Medicines manufacturers could be forgiven for feeling overlooked by the NHS Long Term Plan, with its clear focus on prevention over pills. Their colleagues in the vaccine industry may in contrast have good reason to be optimistic. Immunisation is a cornerstone of prevention, and NHS England’s ambition is clear: there will be both investment and action to increase vaccination uptake and reduce variation.
The extension of the HPV programme to adolescent boys is a strong positive signal for industry that, where the evidence is clear, investment will follow. The taxpayer funded Vaccines Manufacturing Innovation Centre announced at the end of last year is another welcome beacon to industry, indicating the importance of vaccine manufacturing capacity to UK life sciences policy.
Delve deeper however and there is the potential for impending change in vaccine policy, with mixed implications for the sector.
Vaccines are not immune – pardon the pun – to the pricing pressure being applied the pharmaceutical industry from ever-tightening drugs budgets. While the UK has a world-leading vaccines programme, the JCVI (the industry’s equivalent to NICE) doesn’t shy from making challenging recommendations in its efforts to maximise efficiencies and value for money. Decisions with significant implications for how vaccines are funded are due to be made soon – amongst them whether the QALY threshold for reimbursement of new vaccines should be lowered, raising the bar even higher for new products to market. Vaccines already on the market are also subject to this pressure – as highlighted by the JCVI’s proposal to drop the dosing schedule for routine infant pneumococcal vaccination.
Adding to this general sense of impending change is the “fundamental review” of immunisation standards, funding, and procurement in general practice that will take place in 2019, as announced in the Long Term Plan.
While the aim is ostensibly to improve uptake and reduce variation, it seems likely that this will also consider potential efficiencies and the wider role of the NHS in providing certain vaccinations. Public Health England has already been tasked with reviewing the appropriateness of providing NHS-funded travel vaccines, and a broader review of all NHS-funded vaccinations would feel like a natural extension.

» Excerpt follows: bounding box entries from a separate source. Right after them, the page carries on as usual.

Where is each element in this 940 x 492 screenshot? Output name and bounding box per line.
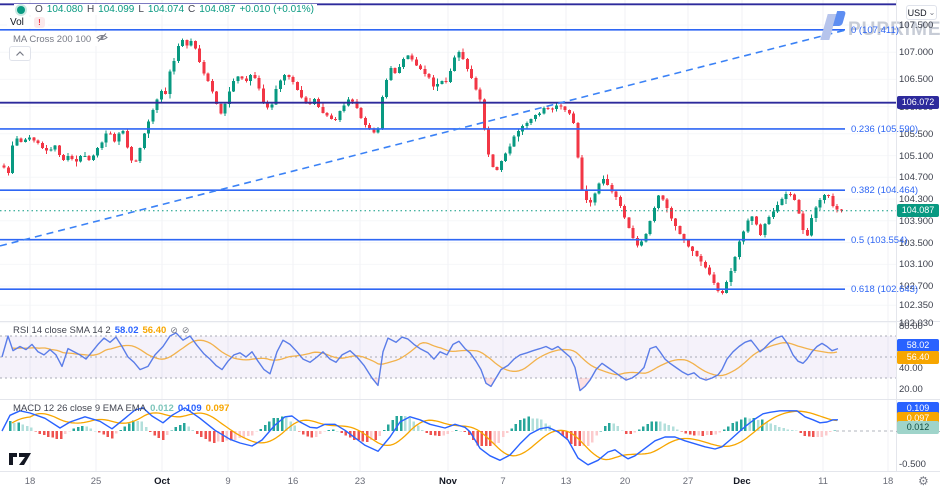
rsi-pane[interactable] — [0, 322, 896, 399]
rsi-legend[interactable]: RSI 14 close SMA 14 2 58.02 56.40 ⊘ ⊘ — [10, 325, 192, 336]
ma-cross-legend[interactable]: MA Cross 200 100 — [10, 32, 113, 46]
rsi-oversold-fill — [485, 378, 495, 387]
currency-selector[interactable]: USD ⌄ — [906, 5, 937, 20]
pane-separator[interactable] — [0, 321, 940, 322]
pane-separator[interactable] — [0, 399, 940, 400]
eye-off-icon[interactable] — [95, 32, 109, 46]
price-tick: 106.500 — [899, 74, 934, 86]
rsi-tick: 80.00 — [899, 320, 923, 332]
rsi-oversold-fill — [373, 378, 379, 386]
time-tick: Oct — [154, 476, 170, 487]
time-tick: 23 — [354, 476, 366, 487]
fib-level-label: 0.618 (102.643) — [851, 284, 919, 296]
macd-line — [1, 407, 838, 466]
change-value: +0.010 (+0.01%) — [239, 4, 314, 15]
time-tick: 13 — [560, 476, 572, 487]
hidden-plot-icon[interactable]: ⊘ — [170, 325, 178, 335]
trendline-dashed — [0, 28, 849, 247]
price-tick: 102.030 — [899, 317, 934, 329]
close-label: C — [188, 4, 196, 15]
volume-legend[interactable]: Vol ! — [7, 17, 48, 28]
high-value: 104.099 — [98, 4, 135, 15]
ohlc-legend[interactable]: O 104.080 H 104.099 L 104.074 C 104.087 +0.0… — [14, 4, 317, 15]
ma-cross-label: MA Cross 200 100 — [13, 33, 92, 45]
fib-level-label: 0.236 (105.590) — [851, 123, 919, 135]
rsi-chart-canvas — [0, 322, 896, 399]
macd-pane[interactable] — [0, 400, 896, 471]
macd-signal-value: 0.097 — [205, 403, 230, 414]
currency-label: USD — [907, 7, 927, 18]
price-tick: 103.100 — [899, 259, 934, 271]
rsi-sma-value: 56.40 — [142, 325, 167, 336]
macd-hist-badge: 0.012 — [897, 421, 939, 434]
settings-gear-icon[interactable]: ⚙ — [918, 474, 929, 488]
time-tick: Dec — [733, 476, 751, 487]
rsi-oversold-fill — [578, 378, 591, 391]
fib-level-label: 0 (107.411) — [851, 24, 899, 36]
price-tick: 107.000 — [899, 47, 934, 59]
high-label: H — [86, 4, 95, 15]
time-tick: 20 — [619, 476, 631, 487]
price-tick: 102.700 — [899, 281, 934, 293]
open-label: O — [35, 4, 43, 15]
current-price-badge: 104.087 — [897, 204, 939, 218]
time-tick: 16 — [287, 476, 299, 487]
fib-level-label: 0.5 (103.554) — [851, 234, 908, 246]
time-tick: 25 — [90, 476, 102, 487]
rsi-tick: 40.00 — [899, 362, 923, 374]
time-tick: 27 — [682, 476, 694, 487]
macd-legend[interactable]: MACD 12 26 close 9 EMA EMA 0.012 0.109 0… — [10, 403, 232, 414]
price-axis[interactable]: 107.500107.000106.500106.000105.500105.1… — [896, 0, 940, 472]
time-tick: Nov — [439, 476, 457, 487]
macd-hist-value: 0.012 — [150, 403, 174, 414]
price-pane[interactable] — [0, 0, 896, 324]
price-chart-canvas — [0, 0, 896, 321]
macd-title: MACD 12 26 close 9 EMA EMA — [13, 403, 147, 414]
symbol-status-dot — [17, 5, 25, 14]
price-tick: 103.500 — [899, 237, 934, 249]
rsi-tick: 20.00 — [899, 383, 923, 395]
fib-level-label: 0.382 (104.464) — [851, 185, 919, 197]
rsi-line — [1, 332, 839, 392]
macd-histogram — [8, 416, 836, 446]
rsi-sma-line — [11, 339, 838, 377]
time-tick: 9 — [225, 476, 231, 487]
rsi-sma-badge: 56.40 — [897, 350, 939, 364]
pane-separator — [0, 471, 940, 472]
rsi-value-badge: 58.02 — [897, 338, 939, 352]
price-tick: 105.500 — [899, 128, 934, 140]
price-tick: 103.900 — [899, 215, 934, 227]
time-tick: 18 — [882, 476, 894, 487]
price-axis-border — [896, 0, 897, 472]
close-value: 104.087 — [199, 4, 236, 15]
price-level-badge: 106.072 — [897, 96, 939, 110]
macd-tick: -0.500 — [899, 459, 926, 470]
collapse-legend-button[interactable] — [9, 46, 31, 61]
macd-value: 0.109 — [177, 403, 202, 414]
time-axis[interactable]: 18 25 Oct 9 16 23 Nov 7 13 20 27 Dec 11 18 — [0, 472, 940, 492]
low-label: L — [138, 4, 144, 15]
price-tick: 105.100 — [899, 150, 934, 162]
price-tick: 104.700 — [899, 172, 934, 184]
rsi-value: 58.02 — [114, 325, 139, 336]
time-tick: 11 — [818, 476, 828, 487]
price-tick: 107.500 — [899, 20, 934, 31]
candlestick-series — [2, 38, 843, 295]
time-tick: 7 — [500, 476, 506, 487]
hidden-plot-icon[interactable]: ⊘ — [181, 325, 190, 335]
time-tick: 18 — [24, 476, 36, 487]
open-value: 104.080 — [46, 4, 83, 15]
price-tick: 102.350 — [899, 300, 934, 312]
price-tick: 104.300 — [899, 194, 934, 206]
macd-chart-canvas — [1, 400, 896, 471]
rsi-title: RSI 14 close SMA 14 2 — [13, 325, 111, 336]
macd-signal-line — [11, 410, 838, 461]
tradingview-logo[interactable] — [8, 451, 34, 472]
chevron-down-icon: ⌄ — [928, 7, 936, 17]
warning-icon[interactable]: ! — [33, 17, 45, 28]
low-value: 104.074 — [147, 4, 185, 15]
volume-label: Vol — [10, 17, 24, 28]
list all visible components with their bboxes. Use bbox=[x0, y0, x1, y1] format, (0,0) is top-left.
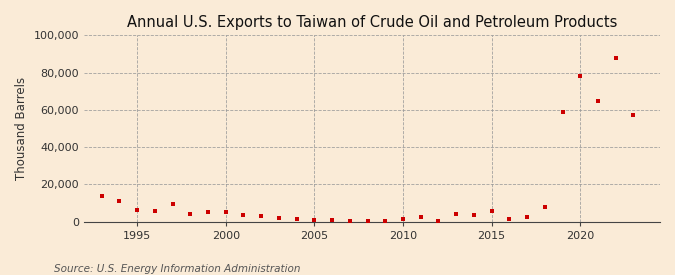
Point bbox=[504, 217, 515, 222]
Point bbox=[238, 213, 249, 218]
Point bbox=[575, 74, 586, 79]
Point bbox=[167, 202, 178, 206]
Point bbox=[309, 218, 320, 222]
Y-axis label: Thousand Barrels: Thousand Barrels bbox=[15, 77, 28, 180]
Point bbox=[433, 219, 444, 223]
Text: Source: U.S. Energy Information Administration: Source: U.S. Energy Information Administ… bbox=[54, 264, 300, 274]
Point bbox=[557, 109, 568, 114]
Point bbox=[273, 216, 284, 220]
Point bbox=[380, 219, 391, 223]
Point bbox=[398, 217, 408, 221]
Point bbox=[220, 210, 231, 214]
Point bbox=[593, 98, 603, 103]
Point bbox=[539, 205, 550, 209]
Point bbox=[451, 212, 462, 216]
Point bbox=[522, 215, 533, 219]
Point bbox=[468, 213, 479, 218]
Point bbox=[132, 207, 142, 212]
Point bbox=[344, 219, 355, 223]
Point bbox=[486, 209, 497, 214]
Point bbox=[291, 217, 302, 221]
Point bbox=[97, 193, 107, 198]
Point bbox=[149, 208, 160, 213]
Point bbox=[185, 212, 196, 216]
Point bbox=[610, 56, 621, 60]
Point bbox=[114, 199, 125, 204]
Point bbox=[628, 113, 639, 118]
Point bbox=[415, 215, 426, 219]
Title: Annual U.S. Exports to Taiwan of Crude Oil and Petroleum Products: Annual U.S. Exports to Taiwan of Crude O… bbox=[127, 15, 617, 30]
Point bbox=[327, 218, 338, 222]
Point bbox=[202, 210, 213, 214]
Point bbox=[256, 214, 267, 218]
Point bbox=[362, 219, 373, 223]
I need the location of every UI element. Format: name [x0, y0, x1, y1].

For the travel vaccine industry, scrapping NHS reimbursement would have significant implications. There is of course a risk that travellers deprived of free vaccinations will choose simply not to be immunised, rather than pay for private services. On the other hand, both manufacturers and the private travel clinic industry could stand to benefit significantly from a more level playing field, without competition from the NHS providers able to offer free vaccines as a selling point to attract travellers who then purchase additional, chargeable vaccines.
Elsewhere, any changes to the funding and procurement of GP vaccines could entail significant administrative flux for industry, with potential movement for some vaccines centrally procured by NHS England to direct ordering by practices – and vice versa.
It’s not inconceivable that NHS England may also review its centralised procurement procedures for routine immunisations, with an eye on incentivising best value for tenders.
As is evident, the potential impacts of the review on vaccine manufacturers and the broader supply industry could be substantial, for better or for worse. Questions around the scope of the review remain – prudent action at this stage would be to champion wherever possible the crucial role of vaccines in achieving the Long Term Plan’s ambitions to transform prevention and public health.